4. Prasasti Pasir Awi, yang ditemukan juga dekat Bogor.
5. Prasasti Muara Cianten, yang juga ditemukan dekat Bogor.
6. Prasasti Tugu, yang ditemukan di Cilincing Jakarta.
7. Prasasti Cidanghiang, yang ditemukan di Lebak Pandeglang (Banten).

Pada Prasasti Ciaruteun, bertuliskan 4 baris kalimat yang dituliskan pada batu besar. Pada batu ini terdapat juga lukisan lebah-lebah dan sepasang telapak kaki. Prasasti ini bertuliskan “Ini bekas dua kaki, yang seperti kaki dewa Wisnu, ialah kaki yang mulia Purnawarman, raja di negeri Taruma, raja yang gagah berani di dunia”.

Diduga bahwa nama asli kerajaan Taruma adalah kerajaan Aruteun. Hal ini sesuai dengan catatan sejarah Cina, bahwa negeri Ho-lo-tan (Aruteun) di She-po (Jawa) telah mengirimkan utusan ke Cina pada tahun 430, 437, dan 452 masehi. Setelah mendapat pengaruh budaya India, nama Aruteun diubah menjadi Taruma. Nama Taruma ini diambil dari nama daerah di India Selatan. Perubahan nama ini diperkirakan terjadi pada akhir abad ke-5 masehi. Sejak abad ke-6 masehi, nama Ho-lo-tan (Aruteun) tidak disebut-sebut lagi. Sebagai gantinya muncul nama To-lo-mo (Taruma) yang pernah mengirimkan utusan ke Cina pada tahun 528, 535, 630, dan 669 masehi.

Prasasti Jambu atau prasasti Pasir Koleangkak ditemukan di bukit Koleangkak, sekitar 30 km sebelah barat Bogor. Bunyi prasasti itu “Gagah, mengagumkan dan jujur terhadap tugasnya adalah pemimpin manusia yang tiada taranya, yang termasyhur Sri Purnawarman, yang memerintah di Taruma dan yang baju zirahnya tak dapat ditembus senjata musuh. Ini adalah sepasang tapak kakinya, yang senantiasa berhasil menggempur kota-kota musuh, dihormati para pangeran, tetapi merupakan duri dalam daging bagi musuh-musuhnya”.


Prasasti Tugu ditemukan di desa Tugu Cilincing Jakarta. Prasasti Tugu ini merupakan prasasti terpanjang dan terpenting dari peninggalan raja Purnawarman. Tulisannya dipahatkan di atas sebuah batu bulat panjang. Isinya menyebutkan tentang penggalian sungai Gomati yang panjangnya 6.112 tumbak atau kurang lebih sekitar 11 Km.
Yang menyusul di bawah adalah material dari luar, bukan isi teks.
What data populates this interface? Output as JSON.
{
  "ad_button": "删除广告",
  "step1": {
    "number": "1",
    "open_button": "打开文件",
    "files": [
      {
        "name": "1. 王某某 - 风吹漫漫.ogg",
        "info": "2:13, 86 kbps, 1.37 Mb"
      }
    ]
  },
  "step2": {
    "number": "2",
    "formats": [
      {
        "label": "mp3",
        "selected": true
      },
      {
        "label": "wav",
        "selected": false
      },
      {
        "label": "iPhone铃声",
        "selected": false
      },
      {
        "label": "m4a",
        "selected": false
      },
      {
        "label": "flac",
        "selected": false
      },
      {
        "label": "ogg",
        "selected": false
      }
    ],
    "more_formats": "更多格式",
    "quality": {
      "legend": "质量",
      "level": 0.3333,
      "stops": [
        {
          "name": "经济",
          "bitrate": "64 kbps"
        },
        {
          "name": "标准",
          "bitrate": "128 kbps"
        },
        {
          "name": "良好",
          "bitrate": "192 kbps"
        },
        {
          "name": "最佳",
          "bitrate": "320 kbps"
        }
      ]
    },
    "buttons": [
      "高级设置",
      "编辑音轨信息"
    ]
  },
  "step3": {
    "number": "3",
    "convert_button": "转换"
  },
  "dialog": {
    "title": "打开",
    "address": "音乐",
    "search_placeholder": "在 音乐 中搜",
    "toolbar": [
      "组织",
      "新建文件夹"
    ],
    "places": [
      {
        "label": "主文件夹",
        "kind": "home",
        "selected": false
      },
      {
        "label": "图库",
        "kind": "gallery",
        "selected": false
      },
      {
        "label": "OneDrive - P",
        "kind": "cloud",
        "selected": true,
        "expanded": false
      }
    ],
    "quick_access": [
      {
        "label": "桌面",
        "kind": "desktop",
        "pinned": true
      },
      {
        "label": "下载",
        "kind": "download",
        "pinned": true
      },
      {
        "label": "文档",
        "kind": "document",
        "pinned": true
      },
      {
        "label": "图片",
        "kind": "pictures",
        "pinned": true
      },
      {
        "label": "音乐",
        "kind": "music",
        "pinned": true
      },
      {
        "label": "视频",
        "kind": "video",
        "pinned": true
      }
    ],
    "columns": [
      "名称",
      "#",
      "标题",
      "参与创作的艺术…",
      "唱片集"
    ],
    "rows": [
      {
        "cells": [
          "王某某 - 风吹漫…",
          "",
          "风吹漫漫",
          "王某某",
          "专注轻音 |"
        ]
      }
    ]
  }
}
Penggalian sungai ini dilakukan pada tahun pemerintahan yang ke-22 dari raja Purnawarman. Penggalian dikerjakan dalam waktu 21 hari. Setelah pembuatan sungai selesai diadakan selamatan. Dalam selamatan itu, raja Purnawarman memberikan hadiah 1.000 ekor sapi kepada para Brahmana. Selain itu, prasasti Tugu menyebutkan pula tentang penggalian sungai Candrabhaga. Menurut Profesor Poerbatjaraka sungai Candrabhaga adalah sungai Bekasi sekarang.

Prasasti Tugu ini adalah prasasti yang pertama kali menyebutkan penanggalan, namun tahunnya tidak disebutkan. Bulan yang disebutkan adalah phalguna dan caitra yakni nama bulan yang bertepatan dengan bulan Februari dan April. Pembuatan sungai Candrabhaga diduga untuk mengatasi bahaya banjir yang sering melanda daerah Bekasi. Prasasti menunjukkan pula bahwa rakyat Tarumanegara hidup dari pertanian dan beternak. Hal ini ditunjukkan oleh kemampuan raja menghadiahkan 1.000 ekor sapi kepada para Brahmana.

Prasasti Pasir Awi dan Prasasti Muara Cianten ditulis dengan huruf yang berbentuk ikal dan sampai sekarang belum dapat dibaca. Selain itu ada pula gambar telapak kaki. Prasasti Cidanghiang baru ditemukan tahun 1947 yang terdiri atas dua baris kalimat. Isinya adalah “Ini (tanda) keperwiraan, keagungan dan keberanian yang sungguh-sungguh dari raja dunia, yang mulia Purnawarman, yang menjadi panji seluruh raja-raja”.